Question Type | Example from this article | What makes it difficult |
Dynamic Programming | Coin Change | Overlapping subproblems and optimization decisions |
Concurrency | Dining Philosophers | Synchronization, deadlocks, and shared resources |
System Design | Garbage Collector | Large-scale reasoning and tradeoff analysis |
Data Structure Design | LRU Cache | Combining multiple data structures efficiently |
Engineering Judgment | Programming Best Practices | Evaluating tradeoffs without a single correct answer |
Dynamic programming (DP) questions are famous for making candidates feel stuck. Problems such as Coin Change often appear simple at first, but the challenge lies in recognizing repeated work and finding a way to avoid recalculating the same results.
Interviewers use DP questions to evaluate whether you can:
Break a large problem into smaller subproblems
Identify overlapping computations
Choose between memoization and tabulation
Optimize both time and space complexity
Look for clues such as:
"Find the minimum" or "find the maximum"
"Count the number of ways"
"Determine whether it is possible"
Recursively defined solutions
A useful first step is to write the recursive solution, then identify repeated work and introduce memoization.

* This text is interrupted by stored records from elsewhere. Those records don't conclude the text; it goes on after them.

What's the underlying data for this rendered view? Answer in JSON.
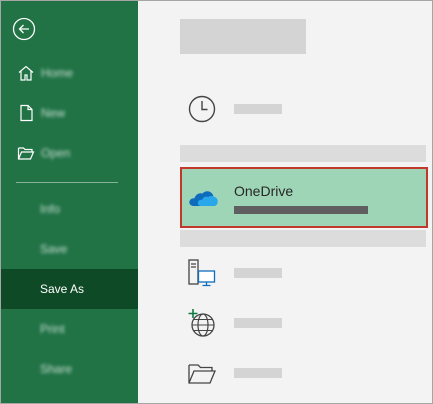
{
  "sidebar": {
    "back_icon": "back-arrow-icon",
    "items": [
      {
        "label": "Home",
        "icon": "home-icon"
      },
      {
        "label": "New",
        "icon": "new-document-icon"
      },
      {
        "label": "Open",
        "icon": "folder-open-icon"
      },
      {
        "label": "Info"
      },
      {
        "label": "Save"
      },
      {
        "label": "Save As",
        "active": true
      },
      {
        "label": "Print"
      },
      {
        "label": "Share"
      }
    ]
  },
  "main": {
    "locations": {
      "recent": {
        "icon": "clock-icon"
      },
      "onedrive": {
        "label": "OneDrive",
        "icon": "onedrive-cloud-icon",
        "selected": true
      },
      "this_pc": {
        "icon": "this-pc-icon"
      },
      "add_place": {
        "icon": "add-place-globe-icon"
      },
      "browse": {
        "icon": "folder-browse-icon"
      }
    }
  },
  "colors": {
    "sidebar": "#217346",
    "sidebar_active": "#0f4a26",
    "selected_bg": "#9fd5b7",
    "selected_border": "#c0392b"
  }
}
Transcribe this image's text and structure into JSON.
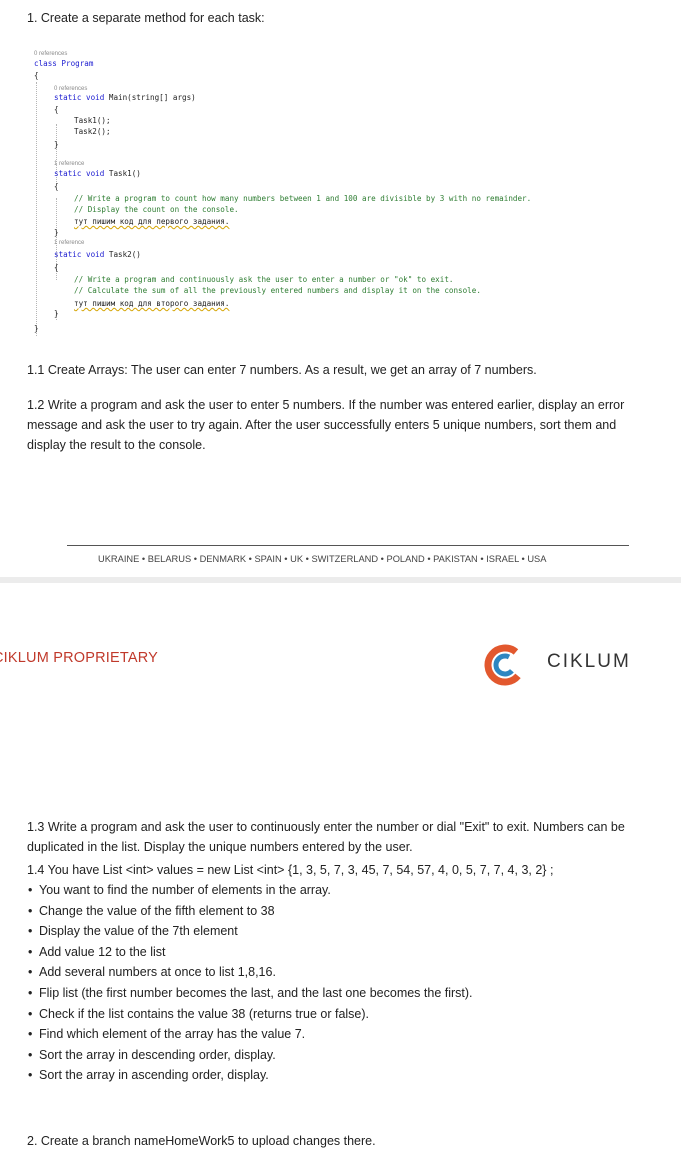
{
  "heading1": "1. Create a separate method for each task:",
  "code": {
    "ref0_a": "0 references",
    "line_class": "class Program",
    "brace_open_outer": "{",
    "ref0_b": "0 references",
    "line_main_kw": "static void",
    "line_main_rest": "Main(string[] args)",
    "brace_open_main": "{",
    "call1": "Task1();",
    "call2": "Task2();",
    "brace_close_main": "}",
    "ref1_a": "1 reference",
    "line_task1_kw": "static void",
    "line_task1_rest": "Task1()",
    "brace_open_t1": "{",
    "t1_c1": "// Write a program to count how many numbers between 1 and 100 are divisible by 3 with no remainder.",
    "t1_c2": "// Display the count on the console.",
    "t1_ru": "тут пишим код для первого задания.",
    "brace_close_t1": "}",
    "ref1_b": "1 reference",
    "line_task2_kw": "static void",
    "line_task2_rest": "Task2()",
    "brace_open_t2": "{",
    "t2_c1": "// Write a program and continuously ask the user to enter a number or \"ok\" to exit.",
    "t2_c2": "// Calculate the sum of all the previously entered numbers and display it on the console.",
    "t2_ru": "тут пишим код для второго задания.",
    "brace_close_t2": "}",
    "brace_close_outer": "}"
  },
  "p11": "1.1 Create Arrays: The user can enter 7 numbers. As a result, we get an array of 7 numbers.",
  "p12": "1.2 Write a program and ask the user to enter 5 numbers. If the number was entered earlier, display an error message and ask the user to try again. After the user successfully enters 5 unique numbers, sort them and display the result to the console.",
  "countries": "UKRAINE • BELARUS • DENMARK • SPAIN • UK • SWITZERLAND • POLAND • PAKISTAN • ISRAEL • USA",
  "proprietary": "CIKLUM PROPRIETARY",
  "logo_text": "CIKLUM",
  "colors": {
    "brand_orange": "#e2582e",
    "brand_blue": "#2e86c1",
    "proprietary_red": "#c0392b"
  },
  "p13": "1.3 Write a program and ask the user to continuously enter the number or dial \"Exit\" to exit. Numbers can be duplicated in the list. Display the unique numbers entered by the user.",
  "p14": "1.4 You have List <int> values = new List <int> {1, 3, 5, 7, 3, 45, 7, 54, 57, 4, 0, 5, 7, 7, 4, 3, 2} ;",
  "bullets": [
    "You want to find the number of elements in the array.",
    "Change the value of the fifth element to 38",
    "Display the value of the 7th element",
    "Add value 12 to the list",
    "Add several numbers at once to list 1,8,16.",
    "Flip list (the first number becomes the last, and the last one becomes the first).",
    "Check if the list contains the value 38 (returns true or false).",
    "Find which element of the array has the value 7.",
    "Sort the array in descending order, display.",
    "Sort the array in ascending order, display."
  ],
  "p2": "2. Create a branch nameHomeWork5 to upload changes there."
}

Concurrency questions test how well you understand multiple execution paths operating at the same time. The Dining Philosophers problem is one of the most famous examples because it highlights issues that appear in real production systems.
These questions often involve:
Deadlocks
Race conditions
Resource contention
Thread coordination
Synchronization primitives
What makes concurrency difficult is that code can appear correct while still failing under specific timing conditions. Even experienced engineers spend significant time debugging concurrency issues in production environments.
Common signals include:
Multiple threads or processes
Shared resources
Resource allocation
Synchronization requirements
Performance under parallel execution
Interviewers typically care more about your reasoning than perfect code.

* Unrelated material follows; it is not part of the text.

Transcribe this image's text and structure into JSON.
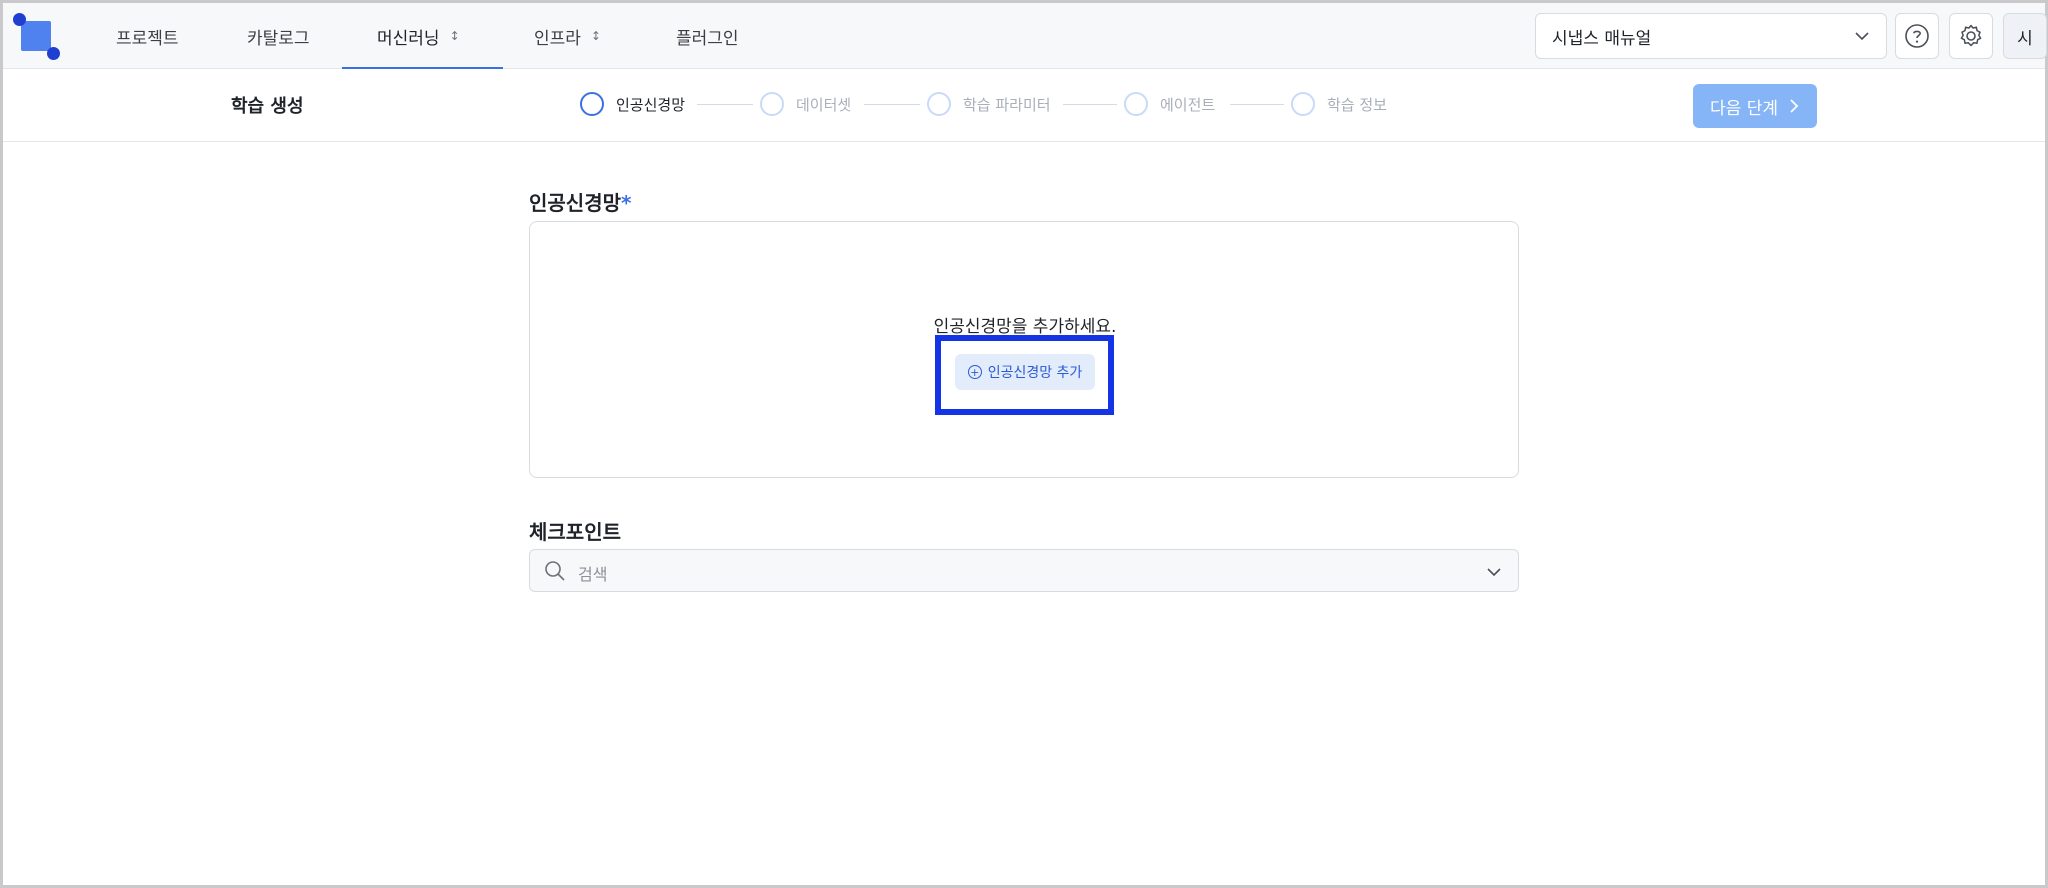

Questions about garbage collection, memory management, runtime behavior, or distributed systems belong to a different category. These problems rarely have a single correct implementation.
Instead, interviewers evaluate:
Architectural thinking
Tradeoff analysis
Scalability awareness
Understanding of system constraints
For example, designing a garbage collector requires reasoning about memory allocation, object reachability, performance overhead, and application behavior.
Look for prompts involving:
Large-scale systems
Runtime internals
Performance tradeoffs
Reliability requirements
Scalability concerns
Strong candidates focus on explaining decisions rather than jumping immediately into implementation details.
Unlike traditional algorithm questions, data structure design problems require you to create an efficient solution that satisfies multiple constraints simultaneously.
The classic LRU Cache problem is a perfect example. To achieve O(1) lookups and O(1) updates, candidates must combine:
A hash map for fast access
A doubly linked list for ordering
Interviewers use these questions to assess whether you can combine multiple concepts into a cohesive design.
Common phrases include:
"Design a system that supports..."
"Implement a data structure that can..."
"Support all operations in O(1) time"
"Optimize both reads and writes"
The key is understanding which data structures complement each other.
Some of the hardest interview questions have no algorithmic solution at all.
Questions about coding best practices, architecture decisions, maintainability, testing, or team processes fall into this category. Interviewers are evaluating how you think, not whether you can produce a single correct answer.
Topics often include:
Clean code principles
Maintainability
Readability
Testing strategies
Technical debt
Architecture tradeoffs
These questions often begin with:
"What would you do if..."
"How would you improve..."
"What are the tradeoffs of..."
"Which approach would you choose and why?"
The strongest answers acknowledge tradeoffs and explain the reasoning behind the decision.
Regardless of category, top candidates tend to follow the same process:
Before solving anything, determine whether the problem is primarily about algorithms, concurrency, system design, data structures, or engineering judgment.
Ask questions to remove ambiguity. Understanding the problem correctly is often half the solution.
Starting with the simplest approach demonstrates problem-solving ability and establishes a baseline for optimization.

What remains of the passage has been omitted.